How to calculate open source community activity

If we define open source community activity as the total time investment an open source community attracts from all over the world, divided by the unit time. This becomes more explanatory than the purely subjective weighting of various behaviors.

Suppose it takes a user 1 second to click on a star. fork a repository, about 2-3 seconds.

If you commit an issue, you should not count the time it took to write the issue, but the time it took to write the issue. The time before writing the issue, we can not calculate (debugging bugs, all kinds of walls), the time to write, maybe 1 word 2, 3 seconds. Then, around this issue, someone constantly check, someone involved in the discussion, until finally the issue was closed. In total, it took about 30~60 minutes, or even more.

Writing code and submitting PRs can be calculated along similar lines.

From this point of view, the weight of star is second-level, while the weight of issue, PR, should be minute, or even hour-level. This way, the calculation of activity will be more reasonable.
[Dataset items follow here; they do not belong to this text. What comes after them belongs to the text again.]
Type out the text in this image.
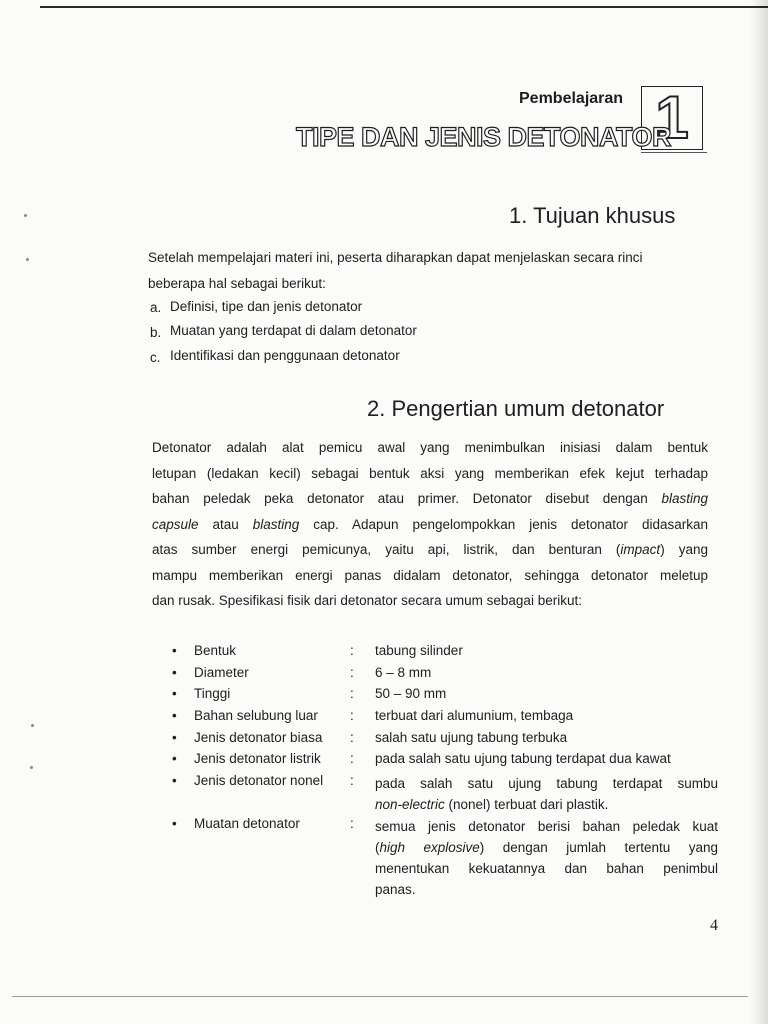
Pembelajaran 1
TIPE DAN JENIS DETONATOR
1. Tujuan khusus
Setelah mempelajari materi ini, peserta diharapkan dapat menjelaskan secara rinci
beberapa hal sebagai berikut:
a. Definisi, tipe dan jenis detonator
b. Muatan yang terdapat di dalam detonator
c. Identifikasi dan penggunaan detonator
2. Pengertian umum detonator
Detonator adalah alat pemicu awal yang menimbulkan inisiasi dalam bentuk
letupan (ledakan kecil) sebagai bentuk aksi yang memberikan efek kejut terhadap
bahan peledak peka detonator atau primer. Detonator disebut dengan blasting
capsule atau blasting cap. Adapun pengelompokkan jenis detonator didasarkan
atas sumber energi pemicunya, yaitu api, listrik, dan benturan (impact) yang
mampu memberikan energi panas didalam detonator, sehingga detonator meletup
dan rusak. Spesifikasi fisik dari detonator secara umum sebagai berikut:
• Bentuk	: tabung silinder
• Diameter	: 6 – 8 mm
• Tinggi	: 50 – 90 mm
• Bahan selubung luar : terbuat dari alumunium, tembaga
• Jenis detonator biasa : salah satu ujung tabung terbuka
• Jenis detonator listrik : pada salah satu ujung tabung terdapat dua kawat
• Jenis detonator nonel : pada salah satu ujung tabung terdapat sumbu
non-electric (nonel) terbuat dari plastik.
• Muatan detonator	: semua jenis detonator berisi bahan peledak kuat
(high explosive) dengan jumlah tertentu yang
menentukan kekuatannya dan bahan penimbul
panas.
4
The significance of open source community activism!

We can think of all the available time for all of humanity as a large constant. The various open source communities, and of course the Internet, SNS, short video and shopping platforms, are all competing for that time and attention.

The total amount of time programmers around the world can devote to writing code, writing documentation, answering questions, and debugging bugs is actually limited. The ability of an open source community to attract enough attention and time investment is the basis for its success. And the open source competition between software/Internet companies is actually competing for the attention of programmers, the remaining time. This is exactly the key point I mentioned years ago: “Open source projects should also talk about attention economy

Improvements for collaborative influence

In Frank’s blog, assume that developer d is active on project p1 with \(A_{d,p1}\) and on project p2 with \(A_{d,p2}\), then the developer’s contribution to the collaborative association of these two projects is \(\frac{A_{d,p1}A_{d,p2}}{A_{d,p1}+A_{d,p2}}\) .

In the problem section, Frank also writes: “The design of open-source collaborative networks is insensitive to activity, but it has requirements. That is, if low-cost behaviors such as star or fork are introduced into the activity, it will lead to a large number of connected relationships between projects, which in turn will lead to a decrease in the accuracy of determining the category of projects. That is, the effectiveness of current clustering relies heavily on the underlying activity design.”

Therefore, my suggestion is just one: use a time-based activity design to calculate collaborative influence. :P

Summary

With the above analysis, we can basically get a full picture of the economic model of an open source ecosystem.

Based on the above model, we may be able to develop further analysis.